What is the solution?   (1) Give the students very clear cut instructions on what you want them to do in advance.   Do not be vague.   Tell them the exact pages to read.   Point out the questions that you want them to answer.   Make the assignment a challenge but make it one that they can complete in a reasonable period of time.   (2) Make sure the assignments are reasonably interesting.   Ask good questions that make the students think and want to know the answer.   Don’t make learning a drudgery.   All topics can be enjoyable if they are approached in the right manner.  (3) Tie the subsequent class to that assignment in some very clear way.   If you tell a student to read the first 10 pages of Chapter 6 for class and then you never mention those pages, don’t expect the student to pay any attention the next time you give an assignment.   A student will label an assignment as “busy work” if you do not convince them otherwise.   The assignment has to tie into class in some important way.   (4) If a student does not do the preparation that has been required, you have to call them on it.   I send emails to students saying things like “I expect you to do better at our next class” or I call them to my office to find out why I am working so hard and they are not.  

Trust me – if you can increase the level of student preparation, you will be startled by how much more interesting class will become.   A lot of the burden of teaching is trying to figure out how to help unprepared students to learn.   And, that is never fun.

After Class.   No matter how smart your students are, they will leave every class with a brain full of disorganized material.   They simply cannot absorb college-level information quickly enough in class.   I always tell them that the knowledge will seep out of their brains in record time if they do not do some work very quickly after class.  
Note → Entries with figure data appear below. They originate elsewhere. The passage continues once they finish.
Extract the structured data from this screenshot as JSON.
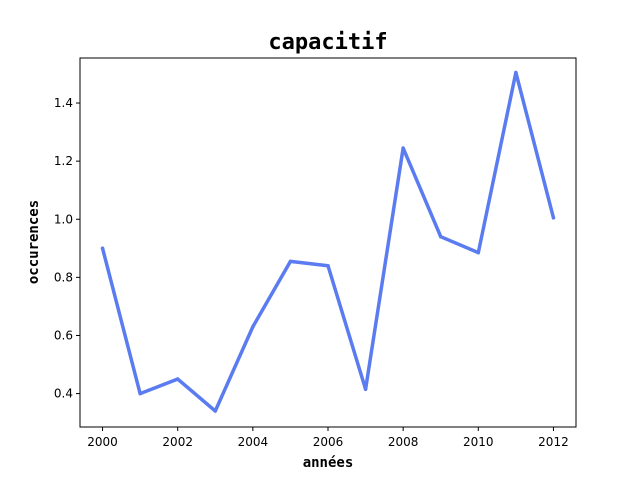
{
  "chart_data": {
    "type": "line",
    "title": "capacitif",
    "xlabel": "années",
    "ylabel": "occurences",
    "x": [
      2000,
      2001,
      2002,
      2003,
      2004,
      2005,
      2006,
      2007,
      2008,
      2009,
      2010,
      2011,
      2012
    ],
    "series": [
      {
        "values": [
          0.9,
          0.4,
          0.45,
          0.34,
          0.63,
          0.855,
          0.84,
          0.415,
          1.245,
          0.94,
          0.885,
          1.505,
          1.005
        ],
        "color": "#5b7cf0"
      }
    ],
    "xlim": [
      1999.4,
      2012.6
    ],
    "ylim": [
      0.285,
      1.555
    ],
    "xticks": [
      2000,
      2002,
      2004,
      2006,
      2008,
      2010,
      2012
    ],
    "yticks": [
      0.4,
      0.6,
      0.8,
      1.0,
      1.2,
      1.4
    ],
    "xtick_labels": [
      "2000",
      "2002",
      "2004",
      "2006",
      "2008",
      "2010",
      "2012"
    ],
    "ytick_labels": [
      "0.4",
      "0.6",
      "0.8",
      "1.0",
      "1.2",
      "1.4"
    ],
    "grid": false,
    "legend": "none"
  }
}
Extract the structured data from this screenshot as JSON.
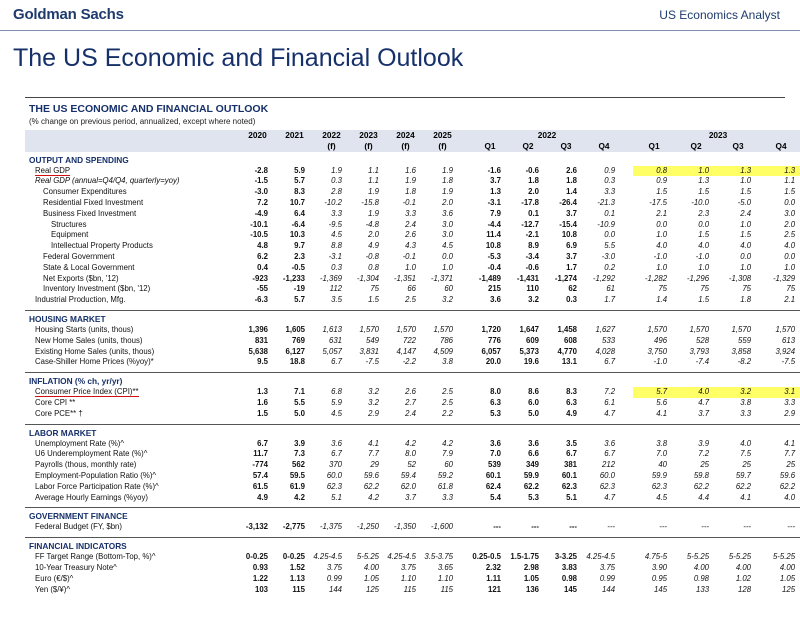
{
  "header": {
    "brand": "Goldman Sachs",
    "publication": "US Economics Analyst"
  },
  "page_title": "The US Economic and Financial Outlook",
  "table": {
    "title": "THE US ECONOMIC AND FINANCIAL OUTLOOK",
    "subtitle": "(% change on previous period, annualized, except where noted)",
    "annual_headers": [
      {
        "year": "2020",
        "tag": ""
      },
      {
        "year": "2021",
        "tag": ""
      },
      {
        "year": "2022",
        "tag": "(f)"
      },
      {
        "year": "2023",
        "tag": "(f)"
      },
      {
        "year": "2024",
        "tag": "(f)"
      },
      {
        "year": "2025",
        "tag": "(f)"
      }
    ],
    "year_2022": "2022",
    "year_2023": "2023",
    "quarters": [
      "Q1",
      "Q2",
      "Q3",
      "Q4",
      "Q1",
      "Q2",
      "Q3",
      "Q4"
    ],
    "sections": [
      {
        "name": "OUTPUT AND SPENDING",
        "rows": [
          {
            "label": "Real GDP",
            "indent": 1,
            "mark": "red",
            "v": [
              "-2.8",
              "5.9",
              "1.9",
              "1.1",
              "1.6",
              "1.9",
              "-1.6",
              "-0.6",
              "2.6",
              "0.9",
              "0.8",
              "1.0",
              "1.3",
              "1.3"
            ],
            "hl": true
          },
          {
            "label": "Real GDP (annual=Q4/Q4, quarterly=yoy)",
            "indent": 1,
            "italic": true,
            "v": [
              "-1.5",
              "5.7",
              "0.3",
              "1.1",
              "1.9",
              "1.8",
              "3.7",
              "1.8",
              "1.8",
              "0.3",
              "0.9",
              "1.3",
              "1.0",
              "1.1"
            ]
          },
          {
            "label": "Consumer Expenditures",
            "indent": 2,
            "v": [
              "-3.0",
              "8.3",
              "2.8",
              "1.9",
              "1.8",
              "1.9",
              "1.3",
              "2.0",
              "1.4",
              "3.3",
              "1.5",
              "1.5",
              "1.5",
              "1.5"
            ]
          },
          {
            "label": "Residential Fixed Investment",
            "indent": 2,
            "v": [
              "7.2",
              "10.7",
              "-10.2",
              "-15.8",
              "-0.1",
              "2.0",
              "-3.1",
              "-17.8",
              "-26.4",
              "-21.3",
              "-17.5",
              "-10.0",
              "-5.0",
              "0.0"
            ]
          },
          {
            "label": "Business Fixed Investment",
            "indent": 2,
            "v": [
              "-4.9",
              "6.4",
              "3.3",
              "1.9",
              "3.3",
              "3.6",
              "7.9",
              "0.1",
              "3.7",
              "0.1",
              "2.1",
              "2.3",
              "2.4",
              "3.0"
            ]
          },
          {
            "label": "Structures",
            "indent": 3,
            "v": [
              "-10.1",
              "-6.4",
              "-9.5",
              "-4.8",
              "2.4",
              "3.0",
              "-4.4",
              "-12.7",
              "-15.4",
              "-10.9",
              "0.0",
              "0.0",
              "1.0",
              "2.0"
            ]
          },
          {
            "label": "Equipment",
            "indent": 3,
            "v": [
              "-10.5",
              "10.3",
              "4.5",
              "2.0",
              "2.6",
              "3.0",
              "11.4",
              "-2.1",
              "10.8",
              "0.0",
              "1.0",
              "1.5",
              "1.5",
              "2.5"
            ]
          },
          {
            "label": "Intellectual Property Products",
            "indent": 3,
            "v": [
              "4.8",
              "9.7",
              "8.8",
              "4.9",
              "4.3",
              "4.5",
              "10.8",
              "8.9",
              "6.9",
              "5.5",
              "4.0",
              "4.0",
              "4.0",
              "4.0"
            ]
          },
          {
            "label": "Federal Government",
            "indent": 2,
            "v": [
              "6.2",
              "2.3",
              "-3.1",
              "-0.8",
              "-0.1",
              "0.0",
              "-5.3",
              "-3.4",
              "3.7",
              "-3.0",
              "-1.0",
              "-1.0",
              "0.0",
              "0.0"
            ]
          },
          {
            "label": "State & Local Government",
            "indent": 2,
            "v": [
              "0.4",
              "-0.5",
              "0.3",
              "0.8",
              "1.0",
              "1.0",
              "-0.4",
              "-0.6",
              "1.7",
              "0.2",
              "1.0",
              "1.0",
              "1.0",
              "1.0"
            ]
          },
          {
            "label": "Net Exports ($bn, '12)",
            "indent": 2,
            "v": [
              "-923",
              "-1,233",
              "-1,369",
              "-1,304",
              "-1,351",
              "-1,371",
              "-1,489",
              "-1,431",
              "-1,274",
              "-1,292",
              "-1,282",
              "-1,296",
              "-1,308",
              "-1,329"
            ]
          },
          {
            "label": "Inventory Investment ($bn, '12)",
            "indent": 2,
            "v": [
              "-55",
              "-19",
              "112",
              "75",
              "66",
              "60",
              "215",
              "110",
              "62",
              "61",
              "75",
              "75",
              "75",
              "75"
            ]
          },
          {
            "label": "Industrial Production, Mfg.",
            "indent": 1,
            "v": [
              "-6.3",
              "5.7",
              "3.5",
              "1.5",
              "2.5",
              "3.2",
              "3.6",
              "3.2",
              "0.3",
              "1.7",
              "1.4",
              "1.5",
              "1.8",
              "2.1"
            ]
          }
        ]
      },
      {
        "name": "HOUSING MARKET",
        "rows": [
          {
            "label": "Housing Starts (units, thous)",
            "indent": 1,
            "v": [
              "1,396",
              "1,605",
              "1,613",
              "1,570",
              "1,570",
              "1,570",
              "1,720",
              "1,647",
              "1,458",
              "1,627",
              "1,570",
              "1,570",
              "1,570",
              "1,570"
            ]
          },
          {
            "label": "New Home Sales (units, thous)",
            "indent": 1,
            "v": [
              "831",
              "769",
              "631",
              "549",
              "722",
              "786",
              "776",
              "609",
              "608",
              "533",
              "496",
              "528",
              "559",
              "613"
            ]
          },
          {
            "label": "Existing Home Sales (units, thous)",
            "indent": 1,
            "v": [
              "5,638",
              "6,127",
              "5,057",
              "3,831",
              "4,147",
              "4,509",
              "6,057",
              "5,373",
              "4,770",
              "4,028",
              "3,750",
              "3,793",
              "3,858",
              "3,924"
            ]
          },
          {
            "label": "Case-Shiller Home Prices (%yoy)*",
            "indent": 1,
            "v": [
              "9.5",
              "18.8",
              "6.7",
              "-7.5",
              "-2.2",
              "3.8",
              "20.0",
              "19.6",
              "13.1",
              "6.7",
              "-1.0",
              "-7.4",
              "-8.2",
              "-7.5"
            ]
          }
        ]
      },
      {
        "name": "INFLATION (% ch, yr/yr)",
        "rows": [
          {
            "label": "Consumer Price Index (CPI)**",
            "indent": 1,
            "mark": "red",
            "v": [
              "1.3",
              "7.1",
              "6.8",
              "3.2",
              "2.6",
              "2.5",
              "8.0",
              "8.6",
              "8.3",
              "7.2",
              "5.7",
              "4.0",
              "3.2",
              "3.1"
            ],
            "hl": true
          },
          {
            "label": "Core CPI **",
            "indent": 1,
            "v": [
              "1.6",
              "5.5",
              "5.9",
              "3.2",
              "2.7",
              "2.5",
              "6.3",
              "6.0",
              "6.3",
              "6.1",
              "5.6",
              "4.7",
              "3.8",
              "3.3"
            ]
          },
          {
            "label": "Core PCE** †",
            "indent": 1,
            "v": [
              "1.5",
              "5.0",
              "4.5",
              "2.9",
              "2.4",
              "2.2",
              "5.3",
              "5.0",
              "4.9",
              "4.7",
              "4.1",
              "3.7",
              "3.3",
              "2.9"
            ]
          }
        ]
      },
      {
        "name": "LABOR MARKET",
        "rows": [
          {
            "label": "Unemployment Rate (%)^",
            "indent": 1,
            "v": [
              "6.7",
              "3.9",
              "3.6",
              "4.1",
              "4.2",
              "4.2",
              "3.6",
              "3.6",
              "3.5",
              "3.6",
              "3.8",
              "3.9",
              "4.0",
              "4.1"
            ]
          },
          {
            "label": "U6 Underemployment Rate (%)^",
            "indent": 1,
            "v": [
              "11.7",
              "7.3",
              "6.7",
              "7.7",
              "8.0",
              "7.9",
              "7.0",
              "6.6",
              "6.7",
              "6.7",
              "7.0",
              "7.2",
              "7.5",
              "7.7"
            ]
          },
          {
            "label": "Payrolls (thous, monthly rate)",
            "indent": 1,
            "v": [
              "-774",
              "562",
              "370",
              "29",
              "52",
              "60",
              "539",
              "349",
              "381",
              "212",
              "40",
              "25",
              "25",
              "25"
            ]
          },
          {
            "label": "Employment-Population Ratio (%)^",
            "indent": 1,
            "v": [
              "57.4",
              "59.5",
              "60.0",
              "59.6",
              "59.4",
              "59.2",
              "60.1",
              "59.9",
              "60.1",
              "60.0",
              "59.9",
              "59.8",
              "59.7",
              "59.6"
            ]
          },
          {
            "label": "Labor Force Participation Rate (%)^",
            "indent": 1,
            "v": [
              "61.5",
              "61.9",
              "62.3",
              "62.2",
              "62.0",
              "61.8",
              "62.4",
              "62.2",
              "62.3",
              "62.3",
              "62.3",
              "62.2",
              "62.2",
              "62.2"
            ]
          },
          {
            "label": "Average Hourly Earnings (%yoy)",
            "indent": 1,
            "v": [
              "4.9",
              "4.2",
              "5.1",
              "4.2",
              "3.7",
              "3.3",
              "5.4",
              "5.3",
              "5.1",
              "4.7",
              "4.5",
              "4.4",
              "4.1",
              "4.0"
            ]
          }
        ]
      },
      {
        "name": "GOVERNMENT FINANCE",
        "rows": [
          {
            "label": "Federal Budget (FY, $bn)",
            "indent": 1,
            "v": [
              "-3,132",
              "-2,775",
              "-1,375",
              "-1,250",
              "-1,350",
              "-1,600",
              "---",
              "---",
              "---",
              "---",
              "---",
              "---",
              "---",
              "---"
            ]
          }
        ]
      },
      {
        "name": "FINANCIAL INDICATORS",
        "rows": [
          {
            "label": "FF Target Range (Bottom-Top, %)^",
            "indent": 1,
            "v": [
              "0-0.25",
              "0-0.25",
              "4.25-4.5",
              "5-5.25",
              "4.25-4.5",
              "3.5-3.75",
              "0.25-0.5",
              "1.5-1.75",
              "3-3.25",
              "4.25-4.5",
              "4.75-5",
              "5-5.25",
              "5-5.25",
              "5-5.25"
            ]
          },
          {
            "label": "10-Year Treasury Note^",
            "indent": 1,
            "v": [
              "0.93",
              "1.52",
              "3.75",
              "4.00",
              "3.75",
              "3.65",
              "2.32",
              "2.98",
              "3.83",
              "3.75",
              "3.90",
              "4.00",
              "4.00",
              "4.00"
            ]
          },
          {
            "label": "Euro (€/$)^",
            "indent": 1,
            "v": [
              "1.22",
              "1.13",
              "0.99",
              "1.05",
              "1.10",
              "1.10",
              "1.11",
              "1.05",
              "0.98",
              "0.99",
              "0.95",
              "0.98",
              "1.02",
              "1.05"
            ]
          },
          {
            "label": "Yen ($/¥)^",
            "indent": 1,
            "v": [
              "103",
              "115",
              "144",
              "125",
              "115",
              "115",
              "121",
              "136",
              "145",
              "144",
              "145",
              "133",
              "128",
              "125"
            ]
          }
        ]
      }
    ]
  }
}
One of the best exercises is to simply ask them to write out what they learned in a couple of paragraphs.   Because words, sentences, and paragraphs are all sequential, this writing helps them to figure out how the pieces should go together.    A one page synopsis titled “What We Covered Today In Class” can be a great help to any student.   Or, perhaps you can provide some review questions or a practice problem.   
 
Since I teach accounting, I often send out an email almost immediately after class with this admonition:  “If you learned what I wanted you to learn today, then you should be able to work the following problem in 30 minutes without looking at your notes.   The answer is $385.   If you get that answer, you probably have a good handle on today’s work.   If you cannot get $385 in a reasonable period of time, come by and you and I can talk about what you missed.”  

To use an old cliché, teaching is not brain surgery.   I can promise you that if you figure out how to get your students to prepare better before they come to class and if you can figure out how to help them sort and organize the material after class, the learning will improve rather dramatically.   

And, you and the students both will enjoy the class more.

To make a halftime adjustment, focus on the points of the learning triangle.

 

1 comment:

  1. I used your suggestion about giving me a paragraph of what they learned, written in their own hand (no electronic file) after each class. I cribbed this idea from Professor Don Chance. The students were MBA Finance students taking their upper tier Investments course. It was not easy for them to write something. It was really fascinating to see what each student got out of the class; it often was something that came out in an exchange with a student, in response to a question. I learned about them every night, and about their unspoken goals and about their degree of introspection. It is a great tool for the teacher to use.